Under President George W. Bush, the office has been dominated by administrators with a strong deregulatory bent. Activists saw it as the place where environmental, workplace safety, consumer products and other areas of regulation often stalled or died.

Deregulatory bent means conservative ideology, business-friendly.

Susan Dudley, the current administrator, had served at the Mercatus Center at George Mason University, a free market-oriented think tank, where she directed the Regulatory Studies Program from 2003 to 2006. Mr. Bush's first administrator, John Graham, championed cost-benefit analyses of regulations.

Free-market oriented? The sort of free market that gave us the mess we're in? And championed cost-benefit analyses of regulations?

Mr. Sunstein, a prolific academic with wide-ranging interests, may be best known for advancing a field known as "law and behavioral economics" that seeks to shape law and policy around the way research shows people actually behave. The theory builds on earlier approaches developed at the University of Chicago law school that sought to harmonize regulatory law with free-market economics. Although widely embraced by conservatives, critics said it failed to account for the sometimes less-than-rational aspects of human behavior.

In an interview with The Wall Street Journal last year, Mr. Sunstein said Mr. Obama was intrigued by "law and behavioral economics" as an approach to regulation that would avoid ideological extremes.

That is much clearer than championed cost-benefit analyses of regulations.

Mr. Obama believes in "doing law in a way that's realistically based on human behavior," Mr.
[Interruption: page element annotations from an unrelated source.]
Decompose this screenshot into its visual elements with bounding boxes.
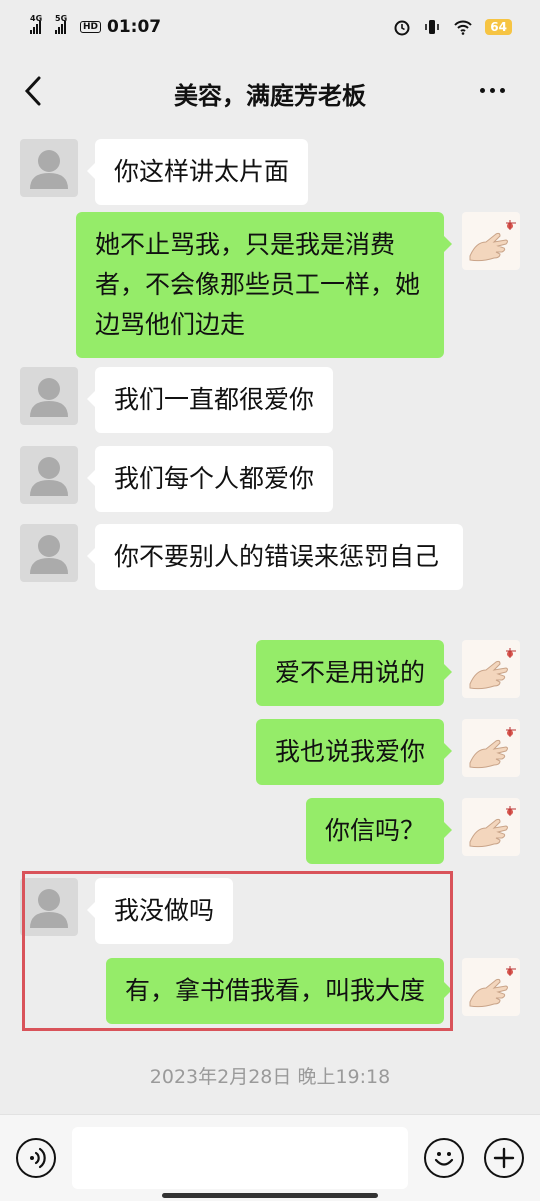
chat-title: 美容，满庭芳老板 [174,82,366,110]
wifi-icon [454,20,473,35]
message-bubble[interactable]: 她不止骂我，只是我是消费者，不会像那些员工一样，她边骂他们边走 [76,212,452,358]
network-5g-label: 5G [55,14,68,23]
message-bubble[interactable]: 我们一直都很爱你 [86,367,334,433]
my-avatar[interactable] [462,212,520,270]
voice-button[interactable] [16,1138,56,1178]
message-bubble[interactable]: 你信吗？ [305,798,453,864]
status-right: 64 [393,18,512,36]
contact-avatar[interactable] [20,446,78,504]
contact-avatar[interactable] [20,878,78,936]
contact-avatar[interactable] [20,367,78,425]
message-bubble[interactable]: 有，拿书借我看，叫我大度 [105,958,453,1024]
my-avatar[interactable] [462,719,520,777]
message-bubble[interactable]: 爱不是用说的 [255,640,453,706]
message-bubble[interactable]: 你这样讲太片面 [86,139,309,205]
message-bubble[interactable]: 我没做吗 [86,878,234,944]
chat-header: 美容，满庭芳老板 [0,58,540,126]
more-button[interactable] [480,80,512,100]
status-time: 01:07 [107,17,162,37]
my-avatar[interactable] [462,798,520,856]
emoji-icon [434,1152,454,1166]
alarm-icon [394,20,410,36]
contact-avatar[interactable] [20,139,78,197]
plus-icon [493,1147,515,1169]
signal-5g-icon: 5G [55,14,67,34]
vibrate-icon [425,20,440,34]
emoji-button[interactable] [424,1138,464,1178]
message-bubble[interactable]: 你不要别人的错误来惩罚自己 [87,524,463,590]
voice-icon [30,1147,46,1169]
hd-voice-badge: HD [80,21,102,33]
message-timestamp: 2023年2月28日 晚上19:18 [149,1066,391,1088]
my-avatar[interactable] [462,640,520,698]
more-dots-icon [480,87,485,93]
input-bar [0,1114,540,1201]
battery-indicator: 64 [485,19,512,35]
message-bubble[interactable]: 我们每个人都爱你 [86,446,334,512]
status-left: 4G 5G HD 01:07 [30,14,162,37]
contact-avatar[interactable] [20,524,78,582]
home-indicator [162,1193,378,1198]
message-input[interactable] [72,1127,408,1189]
my-avatar[interactable] [462,958,520,1016]
status-bar: 4G 5G HD 01:07 64 [0,0,540,58]
message-bubble[interactable]: 我也说我爱你 [255,719,453,785]
plus-button[interactable] [484,1138,524,1178]
signal-4g-icon: 4G [30,14,42,34]
network-4g-label: 4G [30,14,43,23]
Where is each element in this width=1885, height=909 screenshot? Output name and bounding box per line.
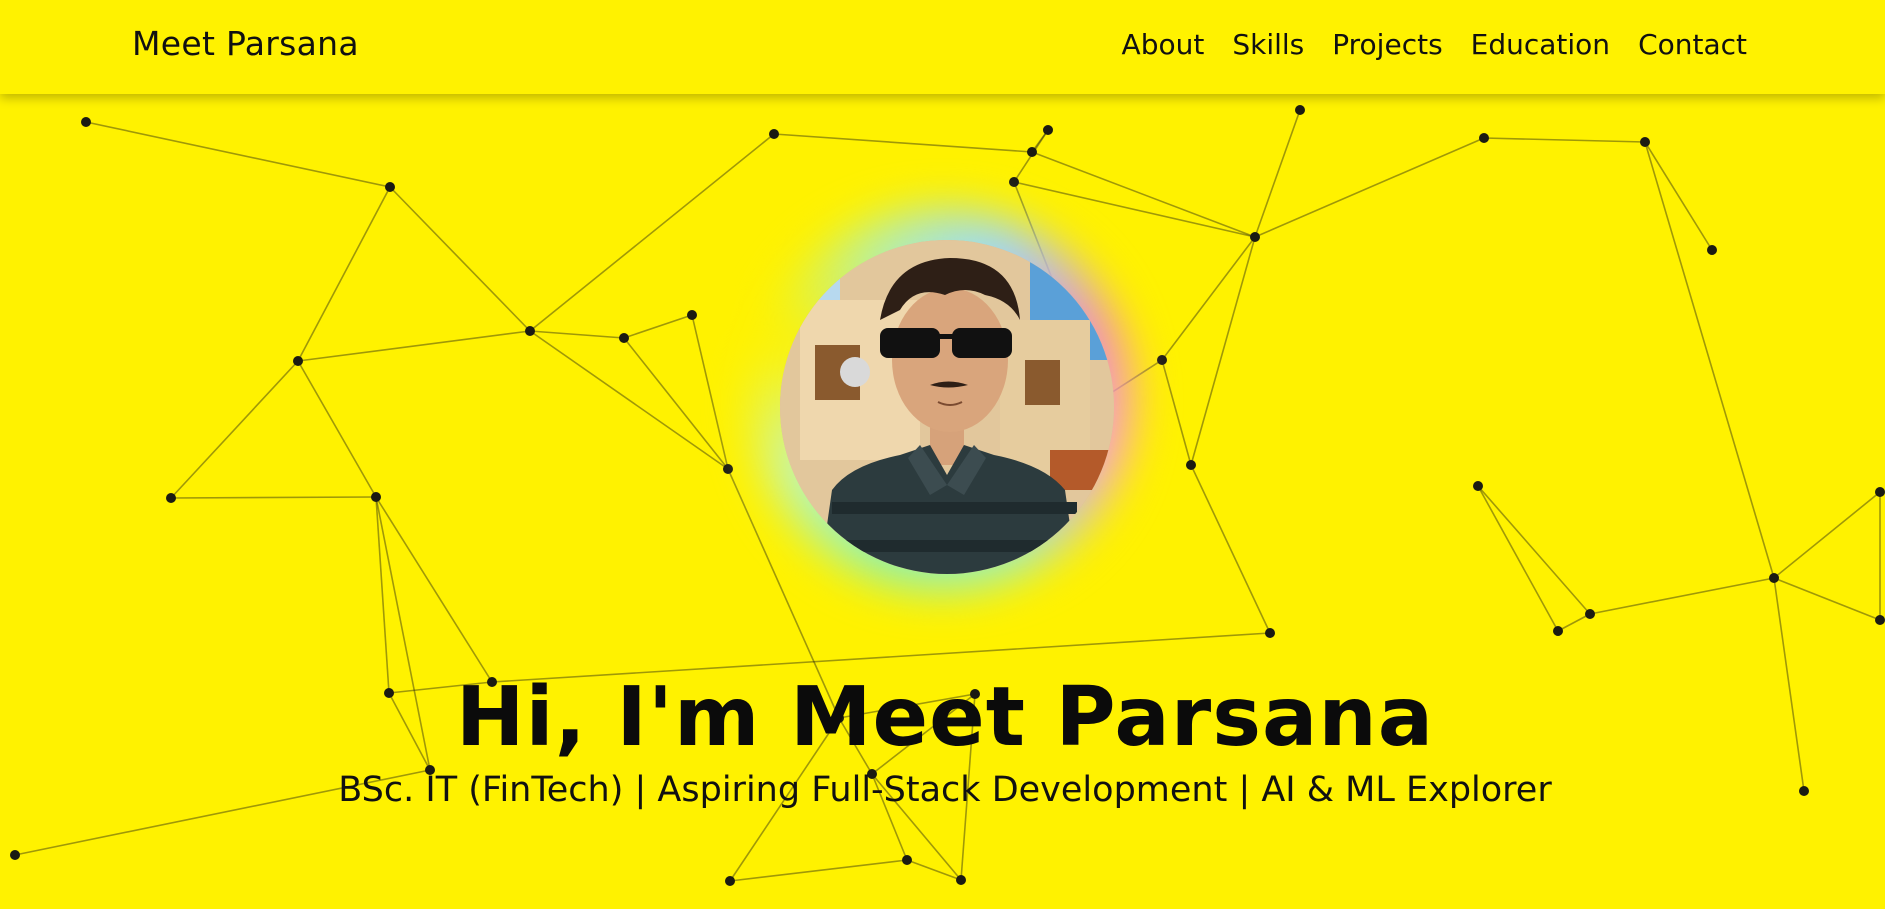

Sunstein said. "He's a University of Chicago Democrat, so he's very attuned to the virtue of free markets and the risks of free-market regulation. He's not an old-style Democrat who's excited about regulations" for their own sake.

Mr. Sunstein said the Earned Income Tax Credit, which provides money to the working poor, was "a way of lifting people out of poverty" superior to old-style welfare payments.

Excellent point.

Last year, Mr. Sunstein joined the Harvard faculty, where his wife, Samantha Power, also teaches. Ms. Power was a foreign-policy adviser to Mr. Obama who was forced off the campaign after she called Sen. Hillary Clinton a "monster." Mrs. Clinton has been nominated to be Mr. Obama's secretary of state.

I think Power is back, or will soon be, with Obama.